Thursday, December 30, 2004  

You are never responsible for what you do

because you can always appeal to looney judges to absolve you.

NEW YORK — A federal judge ruled Thursday that Indiana All-Star Jermaine O'Neal (search) does not have to serve the final 10 games of his suspension for fighting with fans at the end of the Pacers-Pistons game last month.

Hours of legal arguments this week and last week focused on whether the brawl could be considered on-court or off-court behavior. Language in player contracts seemed to indicate on-court behavior is punishable by the league commissioner and cannot be appealed to an arbitrator.

League lawyer Jeffrey Mishkin argued that the fight with fans was on-court behavior, especially when players were "wearing an NBA uniform on national television."

Union attorney Jeffrey Kessler argued that it was not.
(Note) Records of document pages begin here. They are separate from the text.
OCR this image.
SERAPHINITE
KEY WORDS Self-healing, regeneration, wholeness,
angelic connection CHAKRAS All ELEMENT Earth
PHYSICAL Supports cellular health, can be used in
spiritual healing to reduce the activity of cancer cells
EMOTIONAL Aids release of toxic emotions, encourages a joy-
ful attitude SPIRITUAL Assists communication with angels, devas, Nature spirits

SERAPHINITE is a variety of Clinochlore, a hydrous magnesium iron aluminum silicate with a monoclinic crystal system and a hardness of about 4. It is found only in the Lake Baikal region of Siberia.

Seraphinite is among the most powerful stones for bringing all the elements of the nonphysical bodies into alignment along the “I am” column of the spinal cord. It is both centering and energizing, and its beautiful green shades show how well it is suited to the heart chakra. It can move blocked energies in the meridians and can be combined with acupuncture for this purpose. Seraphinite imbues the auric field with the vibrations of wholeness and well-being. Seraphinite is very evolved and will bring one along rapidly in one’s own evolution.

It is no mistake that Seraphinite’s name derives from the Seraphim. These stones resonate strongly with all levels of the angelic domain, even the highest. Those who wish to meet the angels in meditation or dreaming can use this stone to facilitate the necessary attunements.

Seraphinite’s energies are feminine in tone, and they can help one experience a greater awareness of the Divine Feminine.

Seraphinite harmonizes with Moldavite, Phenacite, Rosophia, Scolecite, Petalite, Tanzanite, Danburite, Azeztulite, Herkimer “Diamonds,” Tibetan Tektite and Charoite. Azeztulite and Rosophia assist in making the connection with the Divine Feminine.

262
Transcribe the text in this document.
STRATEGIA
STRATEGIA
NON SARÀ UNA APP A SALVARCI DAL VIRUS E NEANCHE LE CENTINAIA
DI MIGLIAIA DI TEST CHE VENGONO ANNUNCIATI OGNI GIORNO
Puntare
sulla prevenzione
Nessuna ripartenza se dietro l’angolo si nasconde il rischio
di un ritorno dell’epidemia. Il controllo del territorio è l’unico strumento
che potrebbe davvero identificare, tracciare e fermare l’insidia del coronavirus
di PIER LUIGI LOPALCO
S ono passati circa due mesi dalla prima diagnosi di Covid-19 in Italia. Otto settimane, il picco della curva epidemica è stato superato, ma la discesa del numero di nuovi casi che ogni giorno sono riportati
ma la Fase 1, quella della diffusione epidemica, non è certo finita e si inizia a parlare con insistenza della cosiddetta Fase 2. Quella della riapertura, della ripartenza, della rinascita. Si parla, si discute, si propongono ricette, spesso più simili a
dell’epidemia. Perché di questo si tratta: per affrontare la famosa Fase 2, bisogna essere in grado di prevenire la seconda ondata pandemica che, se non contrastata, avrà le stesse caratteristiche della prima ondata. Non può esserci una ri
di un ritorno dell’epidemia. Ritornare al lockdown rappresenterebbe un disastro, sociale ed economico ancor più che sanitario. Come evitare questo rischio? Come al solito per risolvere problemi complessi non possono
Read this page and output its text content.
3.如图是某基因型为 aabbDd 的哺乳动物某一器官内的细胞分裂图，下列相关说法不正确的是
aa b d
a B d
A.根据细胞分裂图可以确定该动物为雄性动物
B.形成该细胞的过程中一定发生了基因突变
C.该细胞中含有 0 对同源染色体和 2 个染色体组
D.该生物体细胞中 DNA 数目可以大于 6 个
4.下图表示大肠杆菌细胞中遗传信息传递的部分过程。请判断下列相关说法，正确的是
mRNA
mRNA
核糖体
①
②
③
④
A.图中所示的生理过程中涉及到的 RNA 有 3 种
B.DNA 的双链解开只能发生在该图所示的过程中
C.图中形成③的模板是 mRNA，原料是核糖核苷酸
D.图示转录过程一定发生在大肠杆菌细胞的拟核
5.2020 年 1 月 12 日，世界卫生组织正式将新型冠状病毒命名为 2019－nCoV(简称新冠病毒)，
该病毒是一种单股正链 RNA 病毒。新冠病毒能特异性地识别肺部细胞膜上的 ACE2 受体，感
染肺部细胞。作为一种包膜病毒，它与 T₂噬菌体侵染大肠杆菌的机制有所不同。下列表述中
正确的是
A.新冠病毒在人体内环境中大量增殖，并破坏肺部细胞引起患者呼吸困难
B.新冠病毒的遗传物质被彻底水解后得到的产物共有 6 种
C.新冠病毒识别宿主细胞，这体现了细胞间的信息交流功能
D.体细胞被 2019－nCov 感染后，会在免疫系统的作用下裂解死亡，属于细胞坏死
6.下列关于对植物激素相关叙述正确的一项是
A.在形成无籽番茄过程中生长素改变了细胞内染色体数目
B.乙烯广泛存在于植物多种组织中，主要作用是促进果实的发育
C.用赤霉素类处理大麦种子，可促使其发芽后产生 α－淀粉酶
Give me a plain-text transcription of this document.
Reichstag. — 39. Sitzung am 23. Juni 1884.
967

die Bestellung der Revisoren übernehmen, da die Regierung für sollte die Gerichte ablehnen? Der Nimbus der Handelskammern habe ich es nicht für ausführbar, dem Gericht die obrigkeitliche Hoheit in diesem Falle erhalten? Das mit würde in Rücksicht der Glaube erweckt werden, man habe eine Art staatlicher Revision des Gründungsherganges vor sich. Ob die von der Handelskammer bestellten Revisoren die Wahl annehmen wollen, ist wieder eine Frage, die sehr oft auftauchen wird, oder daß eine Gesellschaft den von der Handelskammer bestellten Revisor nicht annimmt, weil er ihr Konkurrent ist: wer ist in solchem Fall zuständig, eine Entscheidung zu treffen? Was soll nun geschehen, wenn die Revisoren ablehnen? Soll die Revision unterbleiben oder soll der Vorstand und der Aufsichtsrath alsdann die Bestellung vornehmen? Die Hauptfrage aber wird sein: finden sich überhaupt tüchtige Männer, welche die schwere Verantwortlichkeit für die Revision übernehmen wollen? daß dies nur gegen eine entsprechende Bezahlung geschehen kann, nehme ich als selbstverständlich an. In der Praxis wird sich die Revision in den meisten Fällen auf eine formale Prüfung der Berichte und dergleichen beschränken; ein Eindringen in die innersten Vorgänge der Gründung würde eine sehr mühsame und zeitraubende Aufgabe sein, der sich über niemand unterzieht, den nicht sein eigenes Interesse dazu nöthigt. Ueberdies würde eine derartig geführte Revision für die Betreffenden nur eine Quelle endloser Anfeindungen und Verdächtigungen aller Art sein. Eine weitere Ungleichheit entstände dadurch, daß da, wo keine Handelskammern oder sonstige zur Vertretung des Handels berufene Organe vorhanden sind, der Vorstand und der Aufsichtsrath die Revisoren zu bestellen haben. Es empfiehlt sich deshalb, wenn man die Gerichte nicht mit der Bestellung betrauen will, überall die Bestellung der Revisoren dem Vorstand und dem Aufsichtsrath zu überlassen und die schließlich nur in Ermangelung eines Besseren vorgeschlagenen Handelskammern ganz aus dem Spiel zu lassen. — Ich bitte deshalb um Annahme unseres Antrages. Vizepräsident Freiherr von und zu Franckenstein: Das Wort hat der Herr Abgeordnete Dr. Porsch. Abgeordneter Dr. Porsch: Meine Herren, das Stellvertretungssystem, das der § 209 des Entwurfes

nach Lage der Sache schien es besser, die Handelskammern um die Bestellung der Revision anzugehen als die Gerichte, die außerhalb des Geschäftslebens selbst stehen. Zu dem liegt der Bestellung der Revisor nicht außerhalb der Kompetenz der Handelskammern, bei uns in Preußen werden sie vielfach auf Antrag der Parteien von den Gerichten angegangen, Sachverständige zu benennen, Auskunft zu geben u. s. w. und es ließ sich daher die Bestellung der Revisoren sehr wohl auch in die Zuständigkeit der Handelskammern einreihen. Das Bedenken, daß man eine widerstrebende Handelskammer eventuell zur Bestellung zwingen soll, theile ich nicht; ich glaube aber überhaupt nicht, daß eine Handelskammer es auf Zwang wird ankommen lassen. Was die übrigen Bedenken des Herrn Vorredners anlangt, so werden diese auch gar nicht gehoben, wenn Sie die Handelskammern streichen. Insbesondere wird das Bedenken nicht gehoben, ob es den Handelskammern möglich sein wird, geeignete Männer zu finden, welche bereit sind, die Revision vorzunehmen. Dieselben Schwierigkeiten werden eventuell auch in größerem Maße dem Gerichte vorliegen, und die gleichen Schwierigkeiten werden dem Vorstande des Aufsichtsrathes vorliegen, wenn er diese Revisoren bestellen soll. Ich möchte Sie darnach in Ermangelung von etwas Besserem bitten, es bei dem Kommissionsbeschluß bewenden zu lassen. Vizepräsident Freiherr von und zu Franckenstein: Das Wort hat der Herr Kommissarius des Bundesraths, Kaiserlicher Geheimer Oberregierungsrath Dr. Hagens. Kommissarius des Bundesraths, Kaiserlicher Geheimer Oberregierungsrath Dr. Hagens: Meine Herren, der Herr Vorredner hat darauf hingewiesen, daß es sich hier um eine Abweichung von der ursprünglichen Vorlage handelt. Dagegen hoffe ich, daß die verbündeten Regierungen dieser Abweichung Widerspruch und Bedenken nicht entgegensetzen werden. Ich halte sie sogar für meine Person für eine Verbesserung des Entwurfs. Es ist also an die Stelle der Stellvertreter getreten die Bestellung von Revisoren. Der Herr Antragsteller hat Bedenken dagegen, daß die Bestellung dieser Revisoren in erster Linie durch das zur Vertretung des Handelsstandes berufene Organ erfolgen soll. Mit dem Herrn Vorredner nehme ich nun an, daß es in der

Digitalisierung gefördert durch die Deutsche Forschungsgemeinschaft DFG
Guess who won the argument? It doesn't really matter what you do at work, apparently. Your employer has no rights to punish you. All behavior is protected.

This is what liberal law schools and judges have done to the notion of respect for authority (except the only authority we're supposed to respect now is the court's).

Of course, when people start suing the NBA for the behavior of those thugs in uniform, their failure to control the arena and the players, then the courts will rule that the NBA has all the authority in the world to take responsibility for that, I suppose.

A classic d***ed if you do. D***ed if you don't. What a world.